Found you surfing through blogs. Don't know quite how I got here. Like your blog though, very funny/interesting/not boring.

It's weird how in Mormondom, anything past the 1.5 years and you're constantly getting comments about kids. We were married over 3 years before we had the first one and it was a wise and inspired decision. Don't have kids on someone else's schedule.

It doesn't really stop though. After kid #2 turned 1.5, we started getting "the hint". Answering truthfully, that you only ever wanted 2 kids, just gets you a blank stare and some comments about "surely having enough room/love/money for at least one more?" It never ends.

Laurie said...

We waited 6 years and are so so grateful that we did.
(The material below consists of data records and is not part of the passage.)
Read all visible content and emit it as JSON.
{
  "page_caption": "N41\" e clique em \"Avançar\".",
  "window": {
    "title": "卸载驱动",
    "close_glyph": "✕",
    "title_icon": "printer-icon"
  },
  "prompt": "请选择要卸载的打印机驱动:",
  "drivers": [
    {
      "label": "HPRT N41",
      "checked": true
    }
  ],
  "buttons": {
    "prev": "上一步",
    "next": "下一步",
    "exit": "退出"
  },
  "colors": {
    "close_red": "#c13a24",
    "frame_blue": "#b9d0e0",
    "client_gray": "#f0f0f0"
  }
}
Having children is hard and we are so so glad we had that solid foundation of our marriage before we had kids.

MandoRama said...

Take your time, sweet thing.

JustMe said...

Hi Steph: I keep reading your blogs and I'm beginning to feel like I know you. I could be your mother - but you make me laugh so I guess we've got the same kind of sick sense of humor. My son got married right after his 1st year at BYU-I - he was 22 - she was 19. They've been married 5 years and still no kids. And spent the first 4 years of their marriage at school getting harassed for not having kids. I told them just to tell people they didn't like sex - it usually shut them up because they didn't know HOW to respond to that. :-)
sallie.hammock@gmail.com

Valerie said...

I found you through Navel Gazing...

Love the "Women Who Know Reproduce Immediately" - I'm still giggling.

momof8 said...

We were one of those "evil" couples who waited to have children. Dear MIL can never remember how long we've been married because we "did it wrong" since we didn't have a baby within the year we got married. All those same judgmental people started telling us we didn't have to repopulate the world by ourselves when we had #6. We went on to have 8. Some people must just like telling everyone else what to do.

Jillybean said...

I was also going to suggest that you tell people that you were having fertility problems, I like the suggestion that you burst into tears, but maybe you should also say something like "I don't wan't to talk about it. It's just too painful!"

Or you could just tell them that you don't like the current styles at Baby Gap and Gymboree, and you're waiting for them to come up with cuter clothes before you even consider getting pregnant.